Burnout among ministry leaders is a very real issue, and has been for a long time. But it doesn’t have to be. Leaders in all domains suffer from an ideal of western civilization that amassing more equals success. I used to think the same thing, until I burned out and had to remove myself from public life for a determined amount of time. There was no sin. There was not family or marital strife. I was simply exhausted.
Avoiding this subtle trap can be very practical however. And since there are books that cover this in much more detail, here are the areas that I attacked in my own life so that I don’t fall into that same trap again.

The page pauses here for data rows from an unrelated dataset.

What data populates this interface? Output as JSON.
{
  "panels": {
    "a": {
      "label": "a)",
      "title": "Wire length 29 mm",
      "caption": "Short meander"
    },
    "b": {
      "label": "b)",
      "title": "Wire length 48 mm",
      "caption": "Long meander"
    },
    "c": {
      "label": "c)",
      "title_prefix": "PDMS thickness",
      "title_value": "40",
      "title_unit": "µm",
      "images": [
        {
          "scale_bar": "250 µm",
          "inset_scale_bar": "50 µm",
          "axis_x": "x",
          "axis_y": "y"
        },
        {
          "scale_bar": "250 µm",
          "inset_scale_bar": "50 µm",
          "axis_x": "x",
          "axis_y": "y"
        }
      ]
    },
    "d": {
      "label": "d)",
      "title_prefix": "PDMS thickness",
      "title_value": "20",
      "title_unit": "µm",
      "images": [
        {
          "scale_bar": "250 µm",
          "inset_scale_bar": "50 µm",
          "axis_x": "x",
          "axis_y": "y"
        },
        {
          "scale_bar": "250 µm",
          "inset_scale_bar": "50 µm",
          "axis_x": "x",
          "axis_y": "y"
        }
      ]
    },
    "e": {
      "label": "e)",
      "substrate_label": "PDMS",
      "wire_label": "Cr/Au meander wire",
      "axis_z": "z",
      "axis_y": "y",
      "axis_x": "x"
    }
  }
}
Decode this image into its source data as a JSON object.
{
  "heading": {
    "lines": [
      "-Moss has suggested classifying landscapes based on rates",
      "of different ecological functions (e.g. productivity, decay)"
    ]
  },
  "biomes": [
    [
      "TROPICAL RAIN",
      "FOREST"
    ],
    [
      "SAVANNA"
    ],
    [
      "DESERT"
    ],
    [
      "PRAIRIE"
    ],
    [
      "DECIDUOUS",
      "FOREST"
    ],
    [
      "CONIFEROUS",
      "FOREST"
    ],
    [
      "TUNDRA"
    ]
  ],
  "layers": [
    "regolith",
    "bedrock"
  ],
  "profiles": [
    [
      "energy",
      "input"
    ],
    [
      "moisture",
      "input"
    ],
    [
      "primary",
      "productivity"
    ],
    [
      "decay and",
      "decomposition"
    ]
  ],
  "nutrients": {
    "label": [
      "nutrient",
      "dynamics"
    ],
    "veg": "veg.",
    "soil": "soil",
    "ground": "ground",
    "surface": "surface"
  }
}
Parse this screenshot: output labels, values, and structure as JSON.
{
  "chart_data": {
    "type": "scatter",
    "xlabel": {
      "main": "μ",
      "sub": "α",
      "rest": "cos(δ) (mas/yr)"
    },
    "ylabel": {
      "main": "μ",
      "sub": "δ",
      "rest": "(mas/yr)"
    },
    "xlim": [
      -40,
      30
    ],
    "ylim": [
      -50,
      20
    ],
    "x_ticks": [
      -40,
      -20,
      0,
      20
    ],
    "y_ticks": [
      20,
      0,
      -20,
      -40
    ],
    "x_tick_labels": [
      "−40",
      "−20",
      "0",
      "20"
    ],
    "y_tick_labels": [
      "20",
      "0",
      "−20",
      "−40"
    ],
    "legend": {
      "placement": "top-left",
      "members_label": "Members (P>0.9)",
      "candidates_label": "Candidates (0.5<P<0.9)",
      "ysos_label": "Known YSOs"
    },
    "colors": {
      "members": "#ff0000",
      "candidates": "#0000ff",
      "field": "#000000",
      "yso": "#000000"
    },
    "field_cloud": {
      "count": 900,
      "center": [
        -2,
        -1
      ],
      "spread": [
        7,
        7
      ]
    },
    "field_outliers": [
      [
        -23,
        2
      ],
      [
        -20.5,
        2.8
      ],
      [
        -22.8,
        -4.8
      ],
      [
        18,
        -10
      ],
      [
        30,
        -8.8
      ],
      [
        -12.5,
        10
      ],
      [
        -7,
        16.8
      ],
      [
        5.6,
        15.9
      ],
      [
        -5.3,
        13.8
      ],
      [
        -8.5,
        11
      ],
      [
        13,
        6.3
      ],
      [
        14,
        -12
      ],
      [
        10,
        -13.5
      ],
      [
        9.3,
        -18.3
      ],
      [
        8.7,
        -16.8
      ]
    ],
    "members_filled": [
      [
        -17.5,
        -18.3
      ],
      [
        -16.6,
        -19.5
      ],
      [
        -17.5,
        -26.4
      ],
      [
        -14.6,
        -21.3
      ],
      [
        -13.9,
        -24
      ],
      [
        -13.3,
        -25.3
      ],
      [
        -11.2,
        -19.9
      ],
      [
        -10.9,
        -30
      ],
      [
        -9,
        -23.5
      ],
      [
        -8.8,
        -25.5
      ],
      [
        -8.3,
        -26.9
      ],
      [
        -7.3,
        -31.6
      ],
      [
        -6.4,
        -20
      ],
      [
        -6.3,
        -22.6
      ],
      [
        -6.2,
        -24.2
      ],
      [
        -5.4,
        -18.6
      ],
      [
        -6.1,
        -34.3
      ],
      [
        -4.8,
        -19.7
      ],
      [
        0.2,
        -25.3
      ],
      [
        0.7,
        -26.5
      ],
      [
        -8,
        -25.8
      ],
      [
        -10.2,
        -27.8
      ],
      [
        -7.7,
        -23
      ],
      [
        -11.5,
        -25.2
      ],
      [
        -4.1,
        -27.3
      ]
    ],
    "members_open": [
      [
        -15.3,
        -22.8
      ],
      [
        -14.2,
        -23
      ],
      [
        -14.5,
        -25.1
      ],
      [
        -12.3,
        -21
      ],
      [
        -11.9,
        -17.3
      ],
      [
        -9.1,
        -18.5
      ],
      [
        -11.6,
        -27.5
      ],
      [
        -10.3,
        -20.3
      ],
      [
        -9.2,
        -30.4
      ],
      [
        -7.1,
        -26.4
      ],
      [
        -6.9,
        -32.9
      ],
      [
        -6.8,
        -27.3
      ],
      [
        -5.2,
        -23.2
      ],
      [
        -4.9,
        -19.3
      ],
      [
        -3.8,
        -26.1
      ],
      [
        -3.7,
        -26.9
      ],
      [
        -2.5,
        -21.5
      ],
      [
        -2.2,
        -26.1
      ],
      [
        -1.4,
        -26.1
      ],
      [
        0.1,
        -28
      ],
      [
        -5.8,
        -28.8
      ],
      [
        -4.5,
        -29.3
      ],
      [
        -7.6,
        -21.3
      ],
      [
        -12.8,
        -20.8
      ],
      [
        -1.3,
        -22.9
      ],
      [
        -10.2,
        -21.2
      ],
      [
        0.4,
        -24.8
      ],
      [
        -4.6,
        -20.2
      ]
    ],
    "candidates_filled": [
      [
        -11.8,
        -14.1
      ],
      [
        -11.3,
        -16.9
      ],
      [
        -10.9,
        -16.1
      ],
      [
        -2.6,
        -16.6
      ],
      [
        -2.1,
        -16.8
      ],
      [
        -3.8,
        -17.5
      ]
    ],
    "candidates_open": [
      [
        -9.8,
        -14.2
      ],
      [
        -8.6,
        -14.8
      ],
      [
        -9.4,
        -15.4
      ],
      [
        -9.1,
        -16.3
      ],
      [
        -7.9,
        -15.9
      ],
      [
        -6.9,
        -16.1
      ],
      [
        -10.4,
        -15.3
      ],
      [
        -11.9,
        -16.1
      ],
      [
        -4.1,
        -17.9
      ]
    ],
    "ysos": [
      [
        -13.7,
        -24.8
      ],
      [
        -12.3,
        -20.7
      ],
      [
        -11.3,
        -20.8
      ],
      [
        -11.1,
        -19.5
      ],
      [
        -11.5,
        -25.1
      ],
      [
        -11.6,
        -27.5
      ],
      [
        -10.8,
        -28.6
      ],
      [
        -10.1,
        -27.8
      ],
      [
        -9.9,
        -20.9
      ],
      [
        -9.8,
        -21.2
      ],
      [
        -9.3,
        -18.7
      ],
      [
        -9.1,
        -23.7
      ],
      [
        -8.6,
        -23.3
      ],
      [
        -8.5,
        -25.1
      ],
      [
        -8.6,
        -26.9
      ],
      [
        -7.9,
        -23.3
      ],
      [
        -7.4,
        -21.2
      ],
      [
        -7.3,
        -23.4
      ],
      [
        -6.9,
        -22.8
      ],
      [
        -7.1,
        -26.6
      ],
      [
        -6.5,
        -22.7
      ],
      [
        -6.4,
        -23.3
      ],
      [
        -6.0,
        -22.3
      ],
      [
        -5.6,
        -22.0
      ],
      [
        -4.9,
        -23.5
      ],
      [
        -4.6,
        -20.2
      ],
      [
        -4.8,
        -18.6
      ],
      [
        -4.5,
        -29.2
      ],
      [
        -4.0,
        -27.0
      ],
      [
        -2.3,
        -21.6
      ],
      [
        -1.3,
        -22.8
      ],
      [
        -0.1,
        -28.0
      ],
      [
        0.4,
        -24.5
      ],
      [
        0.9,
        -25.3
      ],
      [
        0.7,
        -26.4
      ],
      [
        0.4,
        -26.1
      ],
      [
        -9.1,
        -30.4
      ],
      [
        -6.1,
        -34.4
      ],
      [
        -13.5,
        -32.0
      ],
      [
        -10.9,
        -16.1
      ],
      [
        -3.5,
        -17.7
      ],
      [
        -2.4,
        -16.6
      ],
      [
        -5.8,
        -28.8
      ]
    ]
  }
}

1) Set a reasonable pace. Often ministry leaders experience exhaustion because they are running at breakneck speeds. There are few things that must happen ‘now’ that cannot wait. We are conditioned that we have to carry an unreasonable load, otherwise we are seen as unreliable or the dreaded, ‘low capacity leader’. This is dumb. The human body can only do so much before is settles into a personal twilight zone where items get checked off, but nothing of substance gets done. Many have heard the saying, “Learn to manage your business. Don’t let your business manage you.” The same is for ministry leaders. Take the time to sit and think about your day before starting it, and set appropriate limitations on what you will and will not accomplish in that day. It is okay to leave work at the office. It will be there tomorrow.
2) Take time for yourself. Ministry leaders are duped into thinking they need to always be on call for others. Clients, congregation members, anyone who is in need – they all compete for a limited amount of time. And ministry leaders often feel they must sacrifice themselves to meet this need. This is a fallacy. Be available for emergencies, otherwise set regular appointments in your calendar for self-care – and then keep the appointment. It sounds simple because it is. If this is difficult for you, it may be that you have either over-promised, or have attached an unhealthy sense of identity to your ministry role. Setting regular time in your week for yourself will help you break this addiction.
3) Take control of your diet. The food that we eat affects our energy, motivation, and general bodily comfort. Begin to rule over what you eat and drink and you will find a renewed sense of awareness and energy. For instance, do not eat at your desk. Get up. Walk to the kitchen or break room and eat a sensible meal around others or while doing something other than work. Learn to make dietary choices that align with your health goals. No goals? See #2 and set some. Reduce your snacking diet from eating M&Ms and chips, to packing fruit, mixed nuts, meat and cheese, or anything else you like that isn’t a late afternoon pop tart.
4) Get plenty of sleep. Similar to setting a pace, setting and abiding by a regular sleeping pattern will make a huge difference in how you work through your day. If you know you need 8 hours of sleep, set a bed time that allows that to happen. The old maxim, “I can sleep when I die” is worthless for those who count on you while you are still alive. When we run our bodies down by not allowing ample sleep, we then eat and drink poorly, lower our mental acuity, and are sluggish when we need to be alert. Added caffeine in lieu of sleep is not a solution. Set a schedule. Your body will adapt to the schedule and will run more efficiently.
Making these simple and practical shifts in my daily life has made a huge difference and has increased my productive capacity. I am able to get a large amount of things done during my day, because I have set reasonable limits on each area of my life. I have learned not to sweat the small stuff. You should too.